Even now, her writing goes hand-in-hand with how I remember her: graceful and neat. She left behind that permanent imprint of her 90 years on the planet. My nan’s lovely cursive resides on the backs of family photos. It lives inside the letters we keep as treasures under the lid of the piano stool at mum’s house. The seat of our family.
My own handwriting is as erratic as a chicken scratch. I’m so out of practice I can barely jot down half a page without writer’s cramp. I used to write my television stories long-hand on spiral notebooks, a welter of script. I sweated on the fire escape stairs outside the newsroom, scribbling away as deadline approached. Sentences that didn’t sound right when spoken aloud were roughly scrubbed out in favour of rhythmic ones. Sudden brainwaves would force themselves onto the pad, squeezed into margins – a scrawl legible only to me. It was always a race to see whether inspired thoughts would vaporise before I could get them on paper.

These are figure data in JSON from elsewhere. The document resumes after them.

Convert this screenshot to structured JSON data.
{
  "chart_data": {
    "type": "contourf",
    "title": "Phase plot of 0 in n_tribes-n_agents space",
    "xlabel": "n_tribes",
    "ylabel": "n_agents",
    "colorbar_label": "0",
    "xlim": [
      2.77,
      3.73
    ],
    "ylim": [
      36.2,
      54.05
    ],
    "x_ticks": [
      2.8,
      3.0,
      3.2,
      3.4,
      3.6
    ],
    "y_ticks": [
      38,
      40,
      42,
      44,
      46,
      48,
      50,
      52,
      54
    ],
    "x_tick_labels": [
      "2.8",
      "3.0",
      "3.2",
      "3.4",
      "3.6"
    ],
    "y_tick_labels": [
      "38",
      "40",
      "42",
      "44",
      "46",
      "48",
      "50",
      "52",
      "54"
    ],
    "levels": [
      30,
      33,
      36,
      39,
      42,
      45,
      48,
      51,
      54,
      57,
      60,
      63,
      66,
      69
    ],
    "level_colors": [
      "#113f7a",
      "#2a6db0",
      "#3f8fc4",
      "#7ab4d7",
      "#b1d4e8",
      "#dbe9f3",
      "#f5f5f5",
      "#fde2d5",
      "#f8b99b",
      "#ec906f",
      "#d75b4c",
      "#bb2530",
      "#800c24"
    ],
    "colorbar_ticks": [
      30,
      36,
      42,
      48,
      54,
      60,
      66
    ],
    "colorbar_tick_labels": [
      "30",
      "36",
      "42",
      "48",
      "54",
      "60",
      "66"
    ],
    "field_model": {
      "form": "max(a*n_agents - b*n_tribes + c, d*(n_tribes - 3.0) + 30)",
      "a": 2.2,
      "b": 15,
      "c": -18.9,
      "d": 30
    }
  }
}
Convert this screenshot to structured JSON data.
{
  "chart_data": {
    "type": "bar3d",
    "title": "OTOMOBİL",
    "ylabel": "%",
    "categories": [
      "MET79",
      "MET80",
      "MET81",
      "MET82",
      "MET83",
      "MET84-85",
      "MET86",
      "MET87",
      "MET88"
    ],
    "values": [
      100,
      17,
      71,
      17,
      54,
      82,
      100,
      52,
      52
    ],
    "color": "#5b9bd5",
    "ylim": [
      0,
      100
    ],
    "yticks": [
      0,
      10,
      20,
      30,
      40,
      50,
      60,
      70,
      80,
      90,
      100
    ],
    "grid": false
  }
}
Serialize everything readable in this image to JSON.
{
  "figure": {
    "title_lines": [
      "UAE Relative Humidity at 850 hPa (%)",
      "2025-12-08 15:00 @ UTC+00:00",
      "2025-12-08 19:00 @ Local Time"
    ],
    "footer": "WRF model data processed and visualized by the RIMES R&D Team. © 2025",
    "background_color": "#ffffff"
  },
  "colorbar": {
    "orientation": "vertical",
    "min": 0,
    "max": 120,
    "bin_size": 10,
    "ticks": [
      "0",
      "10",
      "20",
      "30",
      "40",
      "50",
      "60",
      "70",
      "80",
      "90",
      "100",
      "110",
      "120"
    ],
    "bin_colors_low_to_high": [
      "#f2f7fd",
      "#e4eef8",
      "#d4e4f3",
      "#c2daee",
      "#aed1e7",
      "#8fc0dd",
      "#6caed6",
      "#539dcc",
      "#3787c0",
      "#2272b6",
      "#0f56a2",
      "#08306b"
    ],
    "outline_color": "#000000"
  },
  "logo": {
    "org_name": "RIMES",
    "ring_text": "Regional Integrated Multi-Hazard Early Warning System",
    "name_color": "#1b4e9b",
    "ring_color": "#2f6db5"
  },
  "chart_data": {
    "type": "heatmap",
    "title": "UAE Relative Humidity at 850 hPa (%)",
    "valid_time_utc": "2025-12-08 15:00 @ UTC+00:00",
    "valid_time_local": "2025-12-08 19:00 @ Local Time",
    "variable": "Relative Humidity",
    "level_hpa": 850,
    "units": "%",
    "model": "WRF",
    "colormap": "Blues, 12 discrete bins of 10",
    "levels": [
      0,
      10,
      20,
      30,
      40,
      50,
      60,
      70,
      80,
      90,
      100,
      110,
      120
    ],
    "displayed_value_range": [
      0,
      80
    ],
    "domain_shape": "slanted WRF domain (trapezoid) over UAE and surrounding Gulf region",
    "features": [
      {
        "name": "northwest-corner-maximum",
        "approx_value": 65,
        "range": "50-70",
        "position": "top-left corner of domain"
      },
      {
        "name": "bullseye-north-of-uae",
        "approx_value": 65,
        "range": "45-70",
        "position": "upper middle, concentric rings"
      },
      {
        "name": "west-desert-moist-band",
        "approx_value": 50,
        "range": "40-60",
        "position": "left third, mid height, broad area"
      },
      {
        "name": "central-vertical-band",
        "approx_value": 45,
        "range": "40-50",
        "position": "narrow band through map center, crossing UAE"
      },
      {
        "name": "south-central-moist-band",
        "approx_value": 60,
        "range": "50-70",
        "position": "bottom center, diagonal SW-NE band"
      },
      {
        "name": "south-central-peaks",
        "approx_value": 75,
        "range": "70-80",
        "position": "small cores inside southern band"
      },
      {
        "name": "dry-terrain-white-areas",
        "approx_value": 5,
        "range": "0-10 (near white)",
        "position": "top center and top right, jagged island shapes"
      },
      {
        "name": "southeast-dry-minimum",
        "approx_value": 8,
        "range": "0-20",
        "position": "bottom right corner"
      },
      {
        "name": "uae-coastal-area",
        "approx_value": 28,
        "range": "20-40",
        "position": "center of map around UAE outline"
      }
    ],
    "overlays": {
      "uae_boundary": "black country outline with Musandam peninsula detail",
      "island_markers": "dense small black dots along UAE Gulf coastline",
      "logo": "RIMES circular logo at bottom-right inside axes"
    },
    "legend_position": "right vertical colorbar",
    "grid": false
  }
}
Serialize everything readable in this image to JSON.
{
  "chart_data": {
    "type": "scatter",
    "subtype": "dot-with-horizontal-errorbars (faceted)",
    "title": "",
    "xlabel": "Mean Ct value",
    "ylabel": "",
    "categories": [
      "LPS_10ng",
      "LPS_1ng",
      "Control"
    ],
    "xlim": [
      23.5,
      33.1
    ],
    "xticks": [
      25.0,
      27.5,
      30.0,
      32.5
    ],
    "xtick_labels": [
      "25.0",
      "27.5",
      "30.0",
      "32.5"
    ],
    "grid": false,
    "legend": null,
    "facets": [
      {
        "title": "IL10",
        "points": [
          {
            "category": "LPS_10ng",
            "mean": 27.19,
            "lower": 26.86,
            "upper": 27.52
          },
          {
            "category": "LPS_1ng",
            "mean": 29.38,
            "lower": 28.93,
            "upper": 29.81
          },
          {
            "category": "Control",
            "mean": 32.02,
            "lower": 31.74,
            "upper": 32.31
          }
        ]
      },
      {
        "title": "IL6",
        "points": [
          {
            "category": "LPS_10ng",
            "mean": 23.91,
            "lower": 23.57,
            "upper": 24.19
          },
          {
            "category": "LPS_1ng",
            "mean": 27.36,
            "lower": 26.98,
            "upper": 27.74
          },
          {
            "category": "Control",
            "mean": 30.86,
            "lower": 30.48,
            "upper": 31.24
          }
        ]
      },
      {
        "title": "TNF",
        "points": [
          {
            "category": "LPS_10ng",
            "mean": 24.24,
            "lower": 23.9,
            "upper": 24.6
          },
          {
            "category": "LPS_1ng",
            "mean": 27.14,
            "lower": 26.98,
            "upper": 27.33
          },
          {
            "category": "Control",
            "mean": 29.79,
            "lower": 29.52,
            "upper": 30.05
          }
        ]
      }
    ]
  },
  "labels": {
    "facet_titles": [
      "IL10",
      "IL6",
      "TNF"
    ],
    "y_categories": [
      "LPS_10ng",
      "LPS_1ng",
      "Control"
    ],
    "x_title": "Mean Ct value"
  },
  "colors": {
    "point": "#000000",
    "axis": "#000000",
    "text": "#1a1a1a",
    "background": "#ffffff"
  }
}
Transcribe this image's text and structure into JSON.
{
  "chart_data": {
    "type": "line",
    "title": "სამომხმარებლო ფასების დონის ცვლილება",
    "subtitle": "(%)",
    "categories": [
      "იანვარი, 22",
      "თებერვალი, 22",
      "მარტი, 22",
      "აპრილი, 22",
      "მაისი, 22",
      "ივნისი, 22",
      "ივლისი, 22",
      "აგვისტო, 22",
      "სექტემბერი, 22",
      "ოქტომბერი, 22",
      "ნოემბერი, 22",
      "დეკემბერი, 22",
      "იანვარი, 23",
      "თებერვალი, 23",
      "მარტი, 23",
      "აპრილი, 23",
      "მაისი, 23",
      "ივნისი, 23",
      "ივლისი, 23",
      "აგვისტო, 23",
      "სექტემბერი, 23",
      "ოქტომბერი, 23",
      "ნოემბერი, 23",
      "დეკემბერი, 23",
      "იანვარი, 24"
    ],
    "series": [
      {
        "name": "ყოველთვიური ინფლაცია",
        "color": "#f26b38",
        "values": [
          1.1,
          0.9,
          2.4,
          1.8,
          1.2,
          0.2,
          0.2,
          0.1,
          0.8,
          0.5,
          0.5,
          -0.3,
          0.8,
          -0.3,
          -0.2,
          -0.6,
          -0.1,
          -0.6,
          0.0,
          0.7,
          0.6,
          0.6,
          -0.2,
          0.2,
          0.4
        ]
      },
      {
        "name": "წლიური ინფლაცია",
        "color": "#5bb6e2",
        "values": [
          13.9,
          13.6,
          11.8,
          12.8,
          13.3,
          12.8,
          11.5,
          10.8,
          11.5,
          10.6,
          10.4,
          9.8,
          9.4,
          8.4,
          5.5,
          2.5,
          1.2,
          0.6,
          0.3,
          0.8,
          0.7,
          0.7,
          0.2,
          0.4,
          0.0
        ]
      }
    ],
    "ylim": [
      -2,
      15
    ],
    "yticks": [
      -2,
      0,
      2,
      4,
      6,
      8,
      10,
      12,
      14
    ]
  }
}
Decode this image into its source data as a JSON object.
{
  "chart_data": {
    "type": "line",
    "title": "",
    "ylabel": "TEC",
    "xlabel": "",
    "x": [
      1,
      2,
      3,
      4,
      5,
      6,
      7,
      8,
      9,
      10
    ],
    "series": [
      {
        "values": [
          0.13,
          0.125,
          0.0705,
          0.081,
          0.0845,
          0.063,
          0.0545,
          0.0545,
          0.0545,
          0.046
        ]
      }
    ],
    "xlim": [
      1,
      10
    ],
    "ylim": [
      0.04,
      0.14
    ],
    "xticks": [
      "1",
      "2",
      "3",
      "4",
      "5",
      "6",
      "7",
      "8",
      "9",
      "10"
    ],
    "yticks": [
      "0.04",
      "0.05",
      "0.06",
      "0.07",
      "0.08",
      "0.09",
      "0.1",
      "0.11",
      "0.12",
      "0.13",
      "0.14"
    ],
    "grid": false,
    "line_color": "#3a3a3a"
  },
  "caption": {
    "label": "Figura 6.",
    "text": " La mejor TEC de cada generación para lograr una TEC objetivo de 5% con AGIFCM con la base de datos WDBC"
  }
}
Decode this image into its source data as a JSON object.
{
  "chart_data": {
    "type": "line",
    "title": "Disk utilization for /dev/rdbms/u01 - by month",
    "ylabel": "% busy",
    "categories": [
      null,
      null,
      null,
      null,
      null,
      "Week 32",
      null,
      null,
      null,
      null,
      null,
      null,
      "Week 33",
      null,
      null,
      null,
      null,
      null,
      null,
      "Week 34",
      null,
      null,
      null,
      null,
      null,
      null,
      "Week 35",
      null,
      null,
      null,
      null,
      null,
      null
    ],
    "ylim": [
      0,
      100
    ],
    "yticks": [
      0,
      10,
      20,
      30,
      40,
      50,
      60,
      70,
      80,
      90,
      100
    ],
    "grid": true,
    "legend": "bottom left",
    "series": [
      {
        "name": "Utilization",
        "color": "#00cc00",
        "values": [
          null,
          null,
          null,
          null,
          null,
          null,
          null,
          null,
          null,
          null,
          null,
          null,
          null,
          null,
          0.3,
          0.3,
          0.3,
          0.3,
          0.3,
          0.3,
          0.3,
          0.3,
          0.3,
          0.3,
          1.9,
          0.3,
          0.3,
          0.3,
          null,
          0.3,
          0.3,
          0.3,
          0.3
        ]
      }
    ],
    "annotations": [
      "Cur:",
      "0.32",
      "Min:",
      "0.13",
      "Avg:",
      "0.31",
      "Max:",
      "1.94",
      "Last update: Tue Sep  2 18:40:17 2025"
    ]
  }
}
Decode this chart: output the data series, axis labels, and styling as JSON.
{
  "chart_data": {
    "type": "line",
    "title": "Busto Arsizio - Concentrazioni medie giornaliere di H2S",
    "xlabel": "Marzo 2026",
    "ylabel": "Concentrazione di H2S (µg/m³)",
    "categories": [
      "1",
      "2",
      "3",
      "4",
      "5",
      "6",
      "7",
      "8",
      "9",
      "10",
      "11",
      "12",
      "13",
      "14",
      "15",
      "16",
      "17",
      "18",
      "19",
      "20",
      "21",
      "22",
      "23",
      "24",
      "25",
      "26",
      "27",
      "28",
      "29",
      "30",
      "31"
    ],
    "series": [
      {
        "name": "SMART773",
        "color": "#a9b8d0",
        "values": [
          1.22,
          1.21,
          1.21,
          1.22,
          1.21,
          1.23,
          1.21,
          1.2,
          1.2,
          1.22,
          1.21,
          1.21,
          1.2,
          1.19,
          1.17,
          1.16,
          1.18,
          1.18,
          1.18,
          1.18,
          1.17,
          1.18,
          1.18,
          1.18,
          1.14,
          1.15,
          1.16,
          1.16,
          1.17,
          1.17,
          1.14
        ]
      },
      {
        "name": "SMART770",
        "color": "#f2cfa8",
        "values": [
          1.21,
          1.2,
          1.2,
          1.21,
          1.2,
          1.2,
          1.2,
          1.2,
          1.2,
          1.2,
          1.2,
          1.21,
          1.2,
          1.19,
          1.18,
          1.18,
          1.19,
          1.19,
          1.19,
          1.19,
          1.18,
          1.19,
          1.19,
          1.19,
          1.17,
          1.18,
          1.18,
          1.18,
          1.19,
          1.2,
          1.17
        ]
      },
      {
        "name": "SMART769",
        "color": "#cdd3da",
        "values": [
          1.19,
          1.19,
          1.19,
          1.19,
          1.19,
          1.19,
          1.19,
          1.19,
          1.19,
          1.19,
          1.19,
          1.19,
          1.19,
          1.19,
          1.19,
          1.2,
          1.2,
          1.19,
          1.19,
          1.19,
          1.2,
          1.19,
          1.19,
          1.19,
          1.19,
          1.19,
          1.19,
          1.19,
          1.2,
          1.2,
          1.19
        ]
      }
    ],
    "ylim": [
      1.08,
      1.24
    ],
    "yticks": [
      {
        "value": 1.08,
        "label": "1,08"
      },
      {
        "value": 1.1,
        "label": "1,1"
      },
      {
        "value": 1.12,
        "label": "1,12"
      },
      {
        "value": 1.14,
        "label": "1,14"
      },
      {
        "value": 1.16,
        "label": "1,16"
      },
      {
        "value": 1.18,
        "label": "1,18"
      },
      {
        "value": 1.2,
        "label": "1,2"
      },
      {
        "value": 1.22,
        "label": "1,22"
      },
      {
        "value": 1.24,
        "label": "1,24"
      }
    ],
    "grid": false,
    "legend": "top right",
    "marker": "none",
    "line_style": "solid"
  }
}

No such trouble now. My laptop and I are intimates. My fingers fly over the keys – brain and hands finally in unison. Typing fast feels masterly. With such mechanical clarity, should I ever bother with pens?
My children won’t remember life before the internet. Their ideas will be pressed onto paper by the clicking of keys rather than the scratching of biros. For them, postcards will be quaint reminders of holidays before Facebook.
In high school French I decided my number 7 needed the European sophistication of a cross bar. I was a maths dunce but with one horizontal stroke, I became numerically glamorous – those 7’s of mine were so continental they could have been smoking Gauloises and eating croissants. Smitten, I have written my 7’s with a bar ever since: seventh heaven!
As classmates, we took great pains to graffiti our fanciest handiwork all over each others’ diaries. We changed our writing styles as often as the hems on our pleated beige dresses. Even now, I can instantly picture the cursive of my closest school friends: all those birthday cards and books gifted with their funny, affectionate inscriptions.
Curious, I don’t know the handwriting of newer friends. We talk and text and email, but don’t pen notes. Will their writing be bold or slap-dash or in beautiful italics? Are they right-handed or mollydooker? I’d like to know.
My husband hides a handwritten note each time he creeps out of the house at dawn for the airport. I wake up in our bed and feel less empty for the small thrill of finding his letter. Usually it’s tucked under my laptop or in the Cornflakes box. Silly I know, but it’s comforting to see the essence of him on paper, a billet-doux tiding me over until his return. I return the favour by planting an even more effusive love letter in his suitcase. (I usually wrap it around nasty household bills, each one annotated with a love heart in the hope he’ll pay them and leave me flush with cash.)
Now I’m mourning a graceful skill that has had its day. Handwriting is an art because expressing ourselves in ink is an exercise in restraint. Even a rude letter starts with ‘Dear…’ before roasting the recipient. How many times have I dashed off an email forgetting my hasty reply might be mistaken for bluntness – I’m always embarrassed at sounding impolite. Perhaps I need to slow down and reacquaint myself with the gentleness of handwriting. If I concentrate, I might even be able to make it legible.